Enrique Anderson Imbert (Córdoba, 1910 – Buenos Aires, 2000). Crítico literario, docente y escritor argentino. Fue doctor en Filosofía. Se desempeñó como profesor en universidades de su país y de Estados Unidos. Fue miembro de la Academia Americana de Artes y Ciencias y de la Academia Argentina de las Letras, de la que llegó a ser vicepresidente. En el transcurso de su trayectoria literaria cultivó géneros como la novela, el ensayo, el cuento y la minificción; y publicó, entre otros, los libros Vigilia (novela, 1934); El mentir de las estrellas (cuentos, 1940); Las pruebas del caos (cuentos, 1946); Fuga (novela, 1953); El grimorio (cuentos, 1961); El gato de Chesire (cuentos, 1965) –volumen al que pertenece el texto que aquí les presento-; La sandía y otros cuentos (1969); La locura juega al ajedrez (cuentos, 1971); La botella de Klein (cuentos, 1975); Victoria (cuentos, 1977); Dos mujeres y un Julián (cuentos, 1982); El tamaño de las brujas (cuentos, 1986); Evocación de sombras en la ciudad geométrica (novela, 1989); El anillo de Mozart (cuentos, 1990); ¡Y pensar que hace diez años! (cuentos, 1994); Reloj de arena (cuentos, 1995); Amorío (y un retrato de dos genios) (novela, 1997); La buena forma de un crimen (novela, 1998); Historia de una Rosa y Génesis de una luna (novela, 1999); y Consenso de dos (2000).

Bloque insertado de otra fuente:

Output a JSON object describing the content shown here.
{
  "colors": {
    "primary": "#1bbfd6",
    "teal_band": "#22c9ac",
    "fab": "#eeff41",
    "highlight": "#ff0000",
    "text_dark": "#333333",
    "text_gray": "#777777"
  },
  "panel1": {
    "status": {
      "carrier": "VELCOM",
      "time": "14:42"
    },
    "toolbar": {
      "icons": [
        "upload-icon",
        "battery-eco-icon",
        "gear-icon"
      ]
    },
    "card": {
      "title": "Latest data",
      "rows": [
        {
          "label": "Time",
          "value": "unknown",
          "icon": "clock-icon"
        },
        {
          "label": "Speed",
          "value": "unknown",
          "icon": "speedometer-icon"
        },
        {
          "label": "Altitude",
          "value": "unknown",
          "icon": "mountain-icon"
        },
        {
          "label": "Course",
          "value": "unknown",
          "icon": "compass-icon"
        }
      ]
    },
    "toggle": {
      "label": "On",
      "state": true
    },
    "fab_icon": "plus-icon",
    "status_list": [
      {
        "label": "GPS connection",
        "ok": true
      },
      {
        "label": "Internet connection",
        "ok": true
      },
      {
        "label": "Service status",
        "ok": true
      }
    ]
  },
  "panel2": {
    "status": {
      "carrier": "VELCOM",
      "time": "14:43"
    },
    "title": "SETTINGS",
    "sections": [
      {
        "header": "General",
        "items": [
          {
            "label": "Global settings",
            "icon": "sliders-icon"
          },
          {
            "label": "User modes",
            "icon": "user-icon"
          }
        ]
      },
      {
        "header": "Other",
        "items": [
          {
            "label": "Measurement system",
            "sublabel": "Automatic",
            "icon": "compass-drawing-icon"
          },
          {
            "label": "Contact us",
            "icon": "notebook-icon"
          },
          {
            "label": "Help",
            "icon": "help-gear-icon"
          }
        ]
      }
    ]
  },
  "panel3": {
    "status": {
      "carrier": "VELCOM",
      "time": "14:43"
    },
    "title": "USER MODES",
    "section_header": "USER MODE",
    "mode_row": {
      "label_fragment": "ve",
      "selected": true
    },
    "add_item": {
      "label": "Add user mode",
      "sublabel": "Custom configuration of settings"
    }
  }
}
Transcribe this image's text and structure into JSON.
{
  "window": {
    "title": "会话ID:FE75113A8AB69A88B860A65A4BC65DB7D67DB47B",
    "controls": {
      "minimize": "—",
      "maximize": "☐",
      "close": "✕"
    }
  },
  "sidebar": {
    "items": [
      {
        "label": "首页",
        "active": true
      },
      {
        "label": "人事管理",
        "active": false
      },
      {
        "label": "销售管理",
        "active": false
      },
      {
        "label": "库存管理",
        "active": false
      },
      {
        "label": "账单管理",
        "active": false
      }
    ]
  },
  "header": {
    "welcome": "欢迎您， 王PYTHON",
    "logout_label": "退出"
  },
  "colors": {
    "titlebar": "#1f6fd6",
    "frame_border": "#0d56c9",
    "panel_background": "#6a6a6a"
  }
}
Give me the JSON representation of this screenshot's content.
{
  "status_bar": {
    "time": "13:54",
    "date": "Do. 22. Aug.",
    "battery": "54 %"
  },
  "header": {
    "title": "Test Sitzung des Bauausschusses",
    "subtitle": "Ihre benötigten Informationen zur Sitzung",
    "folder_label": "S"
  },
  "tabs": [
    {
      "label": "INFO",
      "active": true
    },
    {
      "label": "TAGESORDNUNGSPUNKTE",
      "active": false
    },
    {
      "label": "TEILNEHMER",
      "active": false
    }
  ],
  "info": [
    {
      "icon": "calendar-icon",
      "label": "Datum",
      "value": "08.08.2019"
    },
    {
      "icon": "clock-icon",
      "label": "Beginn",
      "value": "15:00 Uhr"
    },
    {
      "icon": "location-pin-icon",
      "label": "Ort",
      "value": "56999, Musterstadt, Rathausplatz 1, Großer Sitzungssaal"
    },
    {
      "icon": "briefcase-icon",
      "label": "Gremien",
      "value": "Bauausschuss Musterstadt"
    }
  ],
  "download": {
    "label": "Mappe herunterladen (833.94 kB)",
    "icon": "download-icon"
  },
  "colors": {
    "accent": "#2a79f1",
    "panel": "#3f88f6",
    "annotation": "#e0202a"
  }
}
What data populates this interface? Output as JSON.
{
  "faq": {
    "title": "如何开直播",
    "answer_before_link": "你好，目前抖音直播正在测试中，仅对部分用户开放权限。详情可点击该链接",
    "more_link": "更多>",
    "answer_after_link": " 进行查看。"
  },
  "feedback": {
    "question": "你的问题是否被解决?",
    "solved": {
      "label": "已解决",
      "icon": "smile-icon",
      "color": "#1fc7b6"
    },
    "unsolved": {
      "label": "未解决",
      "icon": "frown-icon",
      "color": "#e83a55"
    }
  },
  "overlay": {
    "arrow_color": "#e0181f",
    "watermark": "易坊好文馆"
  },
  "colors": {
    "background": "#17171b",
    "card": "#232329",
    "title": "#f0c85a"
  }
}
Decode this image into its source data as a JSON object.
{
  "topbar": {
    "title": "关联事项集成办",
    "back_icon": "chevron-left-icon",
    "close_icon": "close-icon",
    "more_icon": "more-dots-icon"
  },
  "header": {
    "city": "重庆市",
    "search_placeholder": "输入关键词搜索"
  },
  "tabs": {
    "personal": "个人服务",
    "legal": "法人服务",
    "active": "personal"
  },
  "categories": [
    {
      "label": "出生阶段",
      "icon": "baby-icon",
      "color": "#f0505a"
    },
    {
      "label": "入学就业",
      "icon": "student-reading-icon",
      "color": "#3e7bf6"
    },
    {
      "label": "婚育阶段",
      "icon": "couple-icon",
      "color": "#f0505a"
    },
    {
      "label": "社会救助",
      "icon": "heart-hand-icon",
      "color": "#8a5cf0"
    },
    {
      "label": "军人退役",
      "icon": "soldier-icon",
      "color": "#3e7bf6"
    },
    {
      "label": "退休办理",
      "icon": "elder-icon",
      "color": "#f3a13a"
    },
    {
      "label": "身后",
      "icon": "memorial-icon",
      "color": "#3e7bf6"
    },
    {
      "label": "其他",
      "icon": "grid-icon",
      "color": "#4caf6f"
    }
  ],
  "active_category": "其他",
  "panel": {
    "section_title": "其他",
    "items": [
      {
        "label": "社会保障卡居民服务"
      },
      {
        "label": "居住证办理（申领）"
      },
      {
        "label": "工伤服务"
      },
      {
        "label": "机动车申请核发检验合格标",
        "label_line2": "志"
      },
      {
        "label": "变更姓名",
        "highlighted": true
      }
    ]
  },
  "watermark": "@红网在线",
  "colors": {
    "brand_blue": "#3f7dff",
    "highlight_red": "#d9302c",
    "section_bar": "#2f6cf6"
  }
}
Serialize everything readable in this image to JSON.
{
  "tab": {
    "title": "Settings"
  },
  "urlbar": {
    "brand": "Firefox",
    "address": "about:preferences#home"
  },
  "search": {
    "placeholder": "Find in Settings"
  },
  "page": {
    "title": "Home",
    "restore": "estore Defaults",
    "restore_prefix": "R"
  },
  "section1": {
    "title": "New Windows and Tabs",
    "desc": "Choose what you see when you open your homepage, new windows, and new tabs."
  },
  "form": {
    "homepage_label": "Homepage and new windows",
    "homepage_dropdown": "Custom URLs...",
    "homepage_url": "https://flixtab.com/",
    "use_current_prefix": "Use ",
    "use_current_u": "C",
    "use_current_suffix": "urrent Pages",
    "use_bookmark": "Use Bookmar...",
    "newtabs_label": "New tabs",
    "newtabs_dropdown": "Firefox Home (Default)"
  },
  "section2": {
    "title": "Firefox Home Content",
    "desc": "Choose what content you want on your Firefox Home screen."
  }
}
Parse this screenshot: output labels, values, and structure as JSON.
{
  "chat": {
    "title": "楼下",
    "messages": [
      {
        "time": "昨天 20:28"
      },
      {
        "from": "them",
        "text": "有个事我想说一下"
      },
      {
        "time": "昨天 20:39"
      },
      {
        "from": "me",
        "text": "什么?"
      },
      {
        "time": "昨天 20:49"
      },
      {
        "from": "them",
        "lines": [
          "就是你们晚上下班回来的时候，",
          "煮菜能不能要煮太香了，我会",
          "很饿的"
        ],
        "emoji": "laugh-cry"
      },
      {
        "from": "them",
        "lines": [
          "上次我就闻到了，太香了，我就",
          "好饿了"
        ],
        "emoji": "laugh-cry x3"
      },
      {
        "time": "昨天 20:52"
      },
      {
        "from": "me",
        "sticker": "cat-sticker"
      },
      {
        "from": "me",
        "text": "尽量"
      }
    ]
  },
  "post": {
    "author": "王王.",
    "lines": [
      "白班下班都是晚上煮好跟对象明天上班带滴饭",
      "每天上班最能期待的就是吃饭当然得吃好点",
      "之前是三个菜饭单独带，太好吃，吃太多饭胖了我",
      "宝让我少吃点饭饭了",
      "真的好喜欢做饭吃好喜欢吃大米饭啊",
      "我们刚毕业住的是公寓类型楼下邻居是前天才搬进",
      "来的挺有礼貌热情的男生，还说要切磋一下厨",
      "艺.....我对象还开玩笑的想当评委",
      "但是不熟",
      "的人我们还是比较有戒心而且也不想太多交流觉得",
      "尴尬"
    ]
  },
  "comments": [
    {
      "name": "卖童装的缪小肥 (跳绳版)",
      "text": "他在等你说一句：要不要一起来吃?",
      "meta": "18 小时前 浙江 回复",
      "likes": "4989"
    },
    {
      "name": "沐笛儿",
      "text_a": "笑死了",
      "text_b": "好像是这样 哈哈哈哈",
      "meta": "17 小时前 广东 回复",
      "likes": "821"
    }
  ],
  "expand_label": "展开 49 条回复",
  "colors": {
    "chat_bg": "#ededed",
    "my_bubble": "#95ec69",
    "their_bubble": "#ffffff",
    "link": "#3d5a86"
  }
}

Su abundante obra y su gran talento fueron distinguidos con reconocimientos tales como el Premio Municipal de Literatura, (Buenos Aires, 1935), por Vigilia; la Beca Guggenheim (1943); la Pluma de Plata del PEN Club Internacional (Centro Argentino) (1978); el Laurel de Plata a la personalidad del año (Rotary Club de Buenos Aires, 1983); el Premio Echeverría en el género narrativa (1983), otorgado por Gente de Letras de Buenos Aires; el Premio Konex Diploma al Mérito (1984), por su trayectoria como cuentista; y el Premio Mecenas (1990); otorgado por la revista Que Hacemos “por su contribución al desarrollo de la cultura”.
ESPIRAL
Regresé a casa en la madrugada, cayéndome de sueño. Al entrar, todo oscuro. Para no despertar a nadie avancé de puntillas y llegué a la escalera de caracol que conducía a mi cuarto. Apenas puse el pie en el primer escalón dudé de si esa era mi casa o una casa idéntica a la mía. Y mientras subía temí que otro muchacho, igual a mí, estuviera durmiendo en mi cuarto y acaso soñándome en el acto mismo de subir por la escalera de caracol. Di la última vuelta, abrí la puerta y allí estaba él, o yo, todo iluminado de Luna, sentado en la cama, con los ojos bien abiertos. Nos quedamos un instante mirándonos de hito en hito. Nos sonreímos. Sentí que la sonrisa de él era la que también me pesaba en la boca: como en un espejo, uno de los dos era falaz. «¿Quién sueña con quién?», exclamó uno de nosotros, o quizá ambos simultáneamente. En ese momento oímos ruidos de pasos en la escalera de caracol: de un salto nos metimos uno en otro y así fundidos nos pusimos a soñar al que venía subiendo, que era yo otra vez.